Die Frage nach dem Top-Favoriten in der Bezirksliga war im Sommer diesen Jahres allenthalben einfach zu beantworten. Der SV Atlas Delmenhorst wurde zum ersten Titelanwärter erklärt und hat dem auch gar nicht erst widersprochen. Kann es einen schöneren Anreiz für die zweite Mannschaft des VfB Oldenburg geben, als einen Vergleich mit eben diesem Favoriten?

Am Samstag, um 14 Uhr wird das pikante Nachbarschaftsduell im Stadion Düsternort angepfiffen und es wäre keine Überraschung, wenn eine regionalligareife Kulisse den Kick zu einem höchst stimmungsvollen machen würde.

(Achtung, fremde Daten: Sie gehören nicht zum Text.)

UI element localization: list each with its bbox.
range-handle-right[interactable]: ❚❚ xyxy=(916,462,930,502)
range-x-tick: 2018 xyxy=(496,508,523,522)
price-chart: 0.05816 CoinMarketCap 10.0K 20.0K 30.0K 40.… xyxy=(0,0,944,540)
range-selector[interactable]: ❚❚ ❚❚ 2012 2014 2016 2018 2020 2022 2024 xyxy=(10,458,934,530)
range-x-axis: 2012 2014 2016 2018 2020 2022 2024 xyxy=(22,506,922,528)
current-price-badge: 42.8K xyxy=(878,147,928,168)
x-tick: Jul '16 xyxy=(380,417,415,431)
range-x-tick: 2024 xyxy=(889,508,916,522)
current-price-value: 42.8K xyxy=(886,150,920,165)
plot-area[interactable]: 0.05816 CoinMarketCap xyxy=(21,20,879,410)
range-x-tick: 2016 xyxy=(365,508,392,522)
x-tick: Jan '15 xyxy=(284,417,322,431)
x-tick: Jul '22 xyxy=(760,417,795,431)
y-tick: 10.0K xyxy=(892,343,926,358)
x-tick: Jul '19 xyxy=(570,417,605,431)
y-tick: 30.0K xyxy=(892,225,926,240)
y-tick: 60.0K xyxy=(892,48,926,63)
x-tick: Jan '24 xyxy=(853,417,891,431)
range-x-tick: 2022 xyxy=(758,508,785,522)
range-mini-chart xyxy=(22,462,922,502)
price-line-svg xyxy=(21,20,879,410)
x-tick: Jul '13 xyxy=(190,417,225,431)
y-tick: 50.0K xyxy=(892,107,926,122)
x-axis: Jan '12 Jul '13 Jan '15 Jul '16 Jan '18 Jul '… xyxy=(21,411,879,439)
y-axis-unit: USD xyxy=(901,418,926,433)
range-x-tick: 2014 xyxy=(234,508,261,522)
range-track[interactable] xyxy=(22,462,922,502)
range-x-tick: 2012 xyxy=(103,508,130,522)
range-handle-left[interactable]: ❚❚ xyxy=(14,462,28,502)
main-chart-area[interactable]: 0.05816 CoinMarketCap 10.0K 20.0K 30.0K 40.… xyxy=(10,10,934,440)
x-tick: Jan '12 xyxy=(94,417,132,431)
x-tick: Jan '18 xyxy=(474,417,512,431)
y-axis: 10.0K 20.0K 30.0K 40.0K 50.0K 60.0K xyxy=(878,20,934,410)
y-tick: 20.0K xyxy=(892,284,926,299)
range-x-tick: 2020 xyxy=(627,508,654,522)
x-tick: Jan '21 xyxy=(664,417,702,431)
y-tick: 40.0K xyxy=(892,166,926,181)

Nur ganz knapp, in der Relegation, verpassten die Delmenhorster in der letzten Saison den Sprung in die Landesliga. Deshalb zu jammern, sich gar lange zu grämen, kam den Verantwortlichen aber gar nicht erst in den Sinn. Allen voran der ehemalige VfBer Jörg Rosenbohm, der sich mittlerweile in Delmenhorst als sportlicher Leiter und Vermarkter engagiert, reagierte gegenteilig. Das Ball spielende Personal wurde deutlich verändert. Vom VfB etwa stürmte Lars Scholz an die Delme und ist dort längst ein Leistungsträger und auch den Bremer Torjäger Iman Bi Ria konnte man davon überzeugen, dass er seine Tore zukünftig doch bitte im blau-gelben Dress für den SV Atlas zu erzielen habe.

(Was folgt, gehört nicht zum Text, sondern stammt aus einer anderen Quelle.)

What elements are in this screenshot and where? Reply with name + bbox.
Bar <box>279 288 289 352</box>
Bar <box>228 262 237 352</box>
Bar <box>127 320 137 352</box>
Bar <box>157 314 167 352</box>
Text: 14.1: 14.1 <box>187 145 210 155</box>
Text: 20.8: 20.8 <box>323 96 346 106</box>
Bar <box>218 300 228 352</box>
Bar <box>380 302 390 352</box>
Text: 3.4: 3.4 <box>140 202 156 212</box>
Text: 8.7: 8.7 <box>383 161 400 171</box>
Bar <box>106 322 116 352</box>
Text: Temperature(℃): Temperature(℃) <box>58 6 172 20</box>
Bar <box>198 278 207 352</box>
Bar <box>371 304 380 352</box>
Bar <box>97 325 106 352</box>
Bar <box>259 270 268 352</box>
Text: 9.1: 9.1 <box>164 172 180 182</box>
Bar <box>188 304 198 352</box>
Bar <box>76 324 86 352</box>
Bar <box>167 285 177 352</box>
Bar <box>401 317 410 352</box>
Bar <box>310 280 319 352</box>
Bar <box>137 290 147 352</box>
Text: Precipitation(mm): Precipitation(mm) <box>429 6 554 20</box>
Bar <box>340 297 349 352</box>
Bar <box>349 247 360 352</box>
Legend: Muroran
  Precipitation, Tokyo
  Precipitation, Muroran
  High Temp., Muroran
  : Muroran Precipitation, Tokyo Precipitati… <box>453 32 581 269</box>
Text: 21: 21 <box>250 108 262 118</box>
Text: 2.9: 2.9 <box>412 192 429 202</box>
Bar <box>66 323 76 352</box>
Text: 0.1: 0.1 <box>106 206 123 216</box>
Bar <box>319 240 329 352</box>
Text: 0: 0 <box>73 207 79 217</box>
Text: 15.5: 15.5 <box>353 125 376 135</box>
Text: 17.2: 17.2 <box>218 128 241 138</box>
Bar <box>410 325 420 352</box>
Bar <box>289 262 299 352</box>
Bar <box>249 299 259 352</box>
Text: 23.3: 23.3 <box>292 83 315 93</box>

Das Konzept geht auf. Atlas ist in dieser Saison noch ungeschlagen und nur aufgrund des schlechteren Torverhältnisses im Vergleich zu Frisia Wilhelmshaven „nur“ Tabellenzweiter. Ein Zustand, der sich bis zum Saisonende wohl ändern dürfte, glaubt zumindest Servet Zeyrek. Der Trainer der zweiten Mannschaft des VfB Oldenburg sieht in den Delmenhorstern die klar am besten besetzte Mannschaft der Bezirksliga. „Sie sind individuell richtig gut, klar besser als alle anderen“, ist er überzeugt.

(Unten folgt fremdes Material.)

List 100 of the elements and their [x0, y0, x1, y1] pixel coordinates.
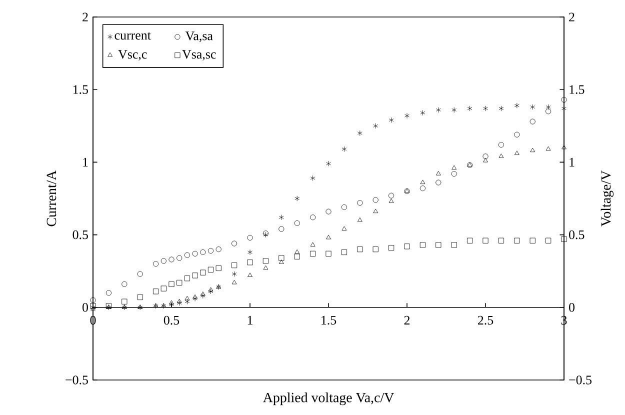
point	[546, 104, 551, 110]
point	[184, 298, 190, 304]
point	[176, 300, 182, 306]
y2-tick-label: 1.5	[570, 85, 584, 94]
point	[436, 242, 442, 248]
point	[278, 214, 284, 220]
point	[482, 154, 488, 160]
x-tick-label: 1	[248, 316, 252, 324]
x-tick-label: 0.5	[164, 316, 180, 325]
y2-tick-label: 0.5	[569, 230, 584, 240]
point	[388, 198, 394, 203]
point	[294, 249, 300, 254]
point	[342, 146, 347, 152]
point	[341, 249, 347, 256]
point	[232, 271, 237, 277]
point	[208, 287, 214, 292]
point	[168, 281, 174, 287]
point	[200, 292, 206, 299]
y-tick-label: 0.5	[72, 230, 88, 240]
point	[232, 240, 238, 246]
point	[498, 154, 504, 158]
x-axis-title: Applied voltage Va,c/V	[262, 392, 394, 406]
point	[326, 234, 331, 240]
point	[216, 265, 222, 271]
point	[388, 117, 394, 123]
point	[192, 250, 198, 256]
point	[420, 186, 426, 192]
point	[294, 196, 300, 202]
point	[357, 130, 362, 136]
point	[514, 238, 520, 244]
y-tick-label: 0	[82, 303, 88, 312]
point	[498, 106, 504, 112]
point	[420, 110, 426, 116]
point	[176, 280, 182, 286]
point	[483, 106, 488, 112]
point	[404, 244, 410, 250]
point	[310, 175, 316, 181]
x-tick-label: 2	[404, 316, 410, 324]
point	[530, 118, 536, 124]
point	[248, 272, 252, 277]
point	[467, 106, 472, 112]
y2-tick-label: −0.5	[569, 376, 592, 384]
point	[153, 261, 159, 267]
point	[176, 255, 182, 261]
point	[404, 112, 410, 119]
point	[341, 204, 347, 210]
point	[294, 254, 300, 260]
point	[451, 171, 457, 177]
point	[420, 242, 426, 248]
point	[388, 192, 394, 198]
point	[216, 246, 222, 252]
point	[483, 158, 488, 162]
point	[452, 107, 457, 113]
point	[357, 217, 362, 222]
point	[420, 180, 426, 184]
point	[278, 260, 284, 264]
point	[326, 208, 332, 214]
point	[90, 297, 96, 303]
point	[176, 298, 182, 304]
point	[192, 296, 198, 302]
point	[342, 226, 347, 230]
point	[373, 123, 378, 129]
point	[546, 108, 552, 114]
point	[184, 252, 190, 258]
point	[357, 200, 363, 206]
point	[546, 238, 552, 244]
point	[294, 220, 300, 226]
point	[200, 249, 206, 256]
point	[326, 160, 331, 166]
point	[153, 288, 159, 294]
point	[208, 248, 214, 254]
point	[106, 290, 112, 296]
point	[208, 266, 214, 272]
legend-label: Va,sa	[185, 32, 213, 42]
point	[436, 171, 441, 176]
point	[310, 214, 316, 220]
point	[278, 226, 284, 232]
point	[514, 102, 520, 108]
point	[168, 256, 174, 262]
point	[262, 258, 268, 264]
point	[498, 142, 504, 148]
point	[208, 288, 214, 294]
point	[357, 246, 363, 252]
point	[192, 272, 198, 278]
point	[184, 296, 190, 300]
point	[562, 144, 566, 150]
legend-label: Vsa,sc	[182, 50, 216, 61]
point	[310, 250, 316, 256]
y-tick-label: −0.5	[66, 376, 88, 384]
point	[200, 270, 206, 276]
point	[232, 262, 238, 268]
point	[514, 132, 520, 138]
y-tick-label: 1.5	[73, 85, 88, 94]
y2-axis-title: Voltage/V	[600, 170, 614, 226]
x-tick-label: 2.5	[478, 316, 494, 325]
point	[467, 238, 473, 244]
point	[122, 281, 128, 287]
point	[200, 292, 206, 296]
point	[169, 302, 174, 308]
y-axis-title: Current/A	[46, 170, 56, 226]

Daraus zu schließen, dass seine Mannschaft am Samstagnachmittag ohne Chance sei, wäre aber trügerisch und würde der grundsätzlichen Einstellung des ebenso ehrgeizigen, wie sympathischen Oldenburger Trainers total widersprechen. „Wir wollen in Delmenhorst punkten, den Favoriten ärgern. Alles andere wäre doch kein Ziel für uns. Klar, Atlas ist eindeutig der Favorit, aber meine Jungs machen das bislang sehr gut und wir werden uns richtig reinhauen“, verspricht Zeyrek.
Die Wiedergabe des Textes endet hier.